Her earlier work as a baby teacher in early childhood education influenced her 2018 Masters research in critical health psychology: she interviewed mothers about how daycare centres could assist them to continue breastfeeding when they went back to work.
Kaitlin explains critical health psychology as “focusing on the social determinants of health and on power structures, drawing from feminism and philosophy.” For example, she was interested in the “self-surveillance” of her interview subjects – how much they had internalised external expectations and standards of “good” parenthood.
The red wine enthusiast and disco lover grew up in Titirangi, and is now lucky enough to live in Mt Roskill with her four best friends. “We have a ton of house plants, I’m obsessed with them, it’s a jungle in our house,” says Kaitlin; no one is allowed to put their feet near her prized fittonia nerve plant on the coffee table.

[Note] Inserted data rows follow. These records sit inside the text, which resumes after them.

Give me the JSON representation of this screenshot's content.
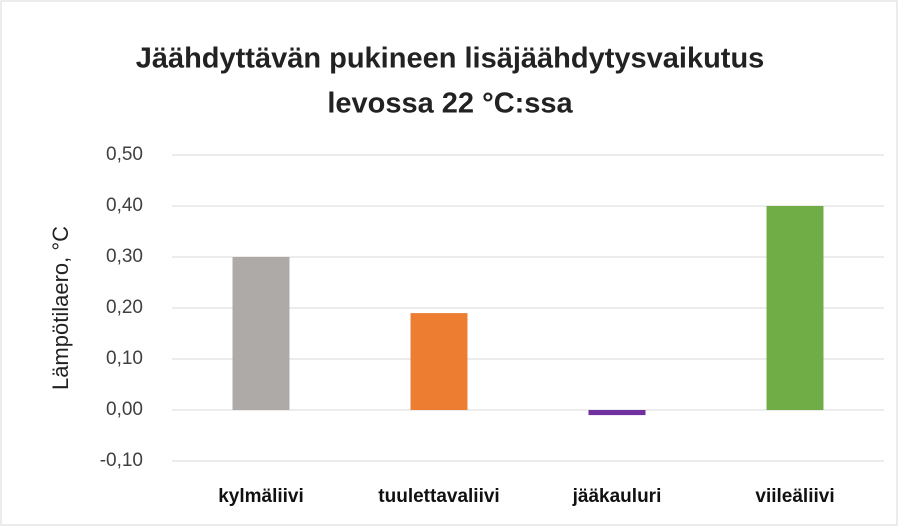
{
  "chart_data": {
    "type": "bar",
    "title": [
      "Jäähdyttävän pukineen lisäjäähdytysvaikutus",
      "levossa 22 °C:ssa"
    ],
    "y_label": "Lämpötilaero, °C",
    "categories": [
      "kylmäliivi",
      "tuulettavaliivi",
      "jääkauluri",
      "viileäliivi"
    ],
    "values": [
      0.3,
      0.19,
      -0.01,
      0.4
    ],
    "colors": [
      "#aeaaa8",
      "#ed7d31",
      "#7030a0",
      "#70ad47"
    ],
    "ylim": [
      -0.1,
      0.5
    ],
    "yticks": [
      {
        "value": -0.1,
        "label": "-0,10"
      },
      {
        "value": 0,
        "label": "0,00"
      },
      {
        "value": 0.1,
        "label": "0,10"
      },
      {
        "value": 0.2,
        "label": "0,20"
      },
      {
        "value": 0.3,
        "label": "0,30"
      },
      {
        "value": 0.4,
        "label": "0,40"
      },
      {
        "value": 0.5,
        "label": "0,50"
      }
    ],
    "grid": true
  }
}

A “jill of all crafts”, she does cross-stitch everyday (“sometimes with my flatmate while we watch really trashy reality tv”), and she finished stitching an adaptation of Klimt’s The Kiss in the same week she started at WWTM. Her next stitching project is of an alien pretending to be a 1950s housewife.
Some of us – or our grandmothers – may be able to relate. Kaitlin certainly sees feminism as inter-generational: “it’s continuing the work towards equity of generations of women before me and advancing opportunities for the generations of women to come.”